Report to the Greek Ombudsman regarding the discrimination against children and young people in archaeological sites and museums

The organizations Generation 2.0 for Rights, Equality & Diversity and the Network for Children’s Rights, have requested the intervention of Τhe Greek Ombudsman in the form of an official complaint in reference to the discrimination against children and young people between the ages of 6 and 25 on the grounds of nationality upon entry into organized archaeological sites, historical sites, monuments and museums in Greece.

A viral post on social media brought this issue to our attention. In particular, the discrimination concerns the Joint Ministerial Decision of the Ministers of Culture and Sport and Finance (dated 27.6.2019 and Government Gazette B ‘2666/1.7.2019) and its subsequent amendment (dated 31.10.2019 and Government Gazette B’ 3976/31.10.2019). According to these decisions, children and young people aged 6 to 25 from countries outside the European Union will pay a reduced fee for individual tickets, approximately 50% of the regular fee for entry into the aforementioned venues (Article 2 par. 1 point a), while children and young people up to 25 years of age from EE Member States who are fully exempt from paying the entrance fee (Article 3 par. 2 point a). In both cases, confirmation of age and nationality is done by providing the passport (in the first case), and the police ID or passport (in the second case).

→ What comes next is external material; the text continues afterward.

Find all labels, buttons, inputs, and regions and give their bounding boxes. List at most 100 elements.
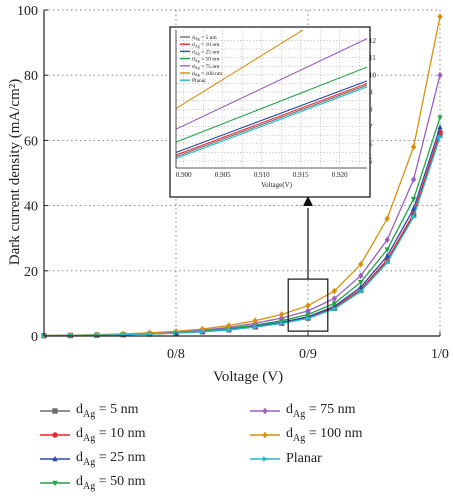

This provision clearly goes against the principle of equal treatment as it explicitly applies to all persons in the public and private sectors irrespective, inter alia, of national or ethnic origin. This case in particular can be referenced to “access to and supply of goods and services which are publicly available” (Article 3 par.3 point d).

In addition, this provision also goes against the provisions on equal treatment of the underage third country nationals of the Immigration and Social Inclusion Code (Article 21 par. 7 of Law 4251/2014). Finally, it is in complete violation of the principle of equal treatment and discrimination in accordance with the (UN) Convention on the Rights of the Child (Law 2101/1992), specifically Article 2 concerning the obligations of EU Member States with regard to respecting the rights of children without discrimination as well as Article 28 par. 1 which foresees the “right of the child to education and, in particular, to the exercise of this right in a progressive manner based on equal opportunities”.

One of the areas that will be directly affected by the implementation of this legislation is education. Specifically, in the schools, as part of their planned visits to the above areas, children and young students will be separated upon entry, according to their nationality, whereby some will be required to pay. Teachers, on the other hand will be required to actively contribute to this discrimination of students as, in practice, and in order to plan such a visit, they are required to submit a list of participating students indicating their identity as either citizens of EU Member States or not. In addition, the fact that for the same school visit some students have to pay while others do not, can create a discriminatory environment between the students themselves.

Such policies lead to the further propagation of a culture of discrimination. Because, as we know very well, on such a school trip, the children of non-European immigrants (international protection applicants and international protection beneficiaries are exempt) will be targeted.

This case is a clear example of institutional racism. Meaning, when organizations, institutions or governments, through laws, decrees, regulations, rules and modes of operation discriminate, either directly or indirectly, against certain groups of people leading to their marginalization and exclusion. In this case, once again, the Greek legislator is the perpetrator.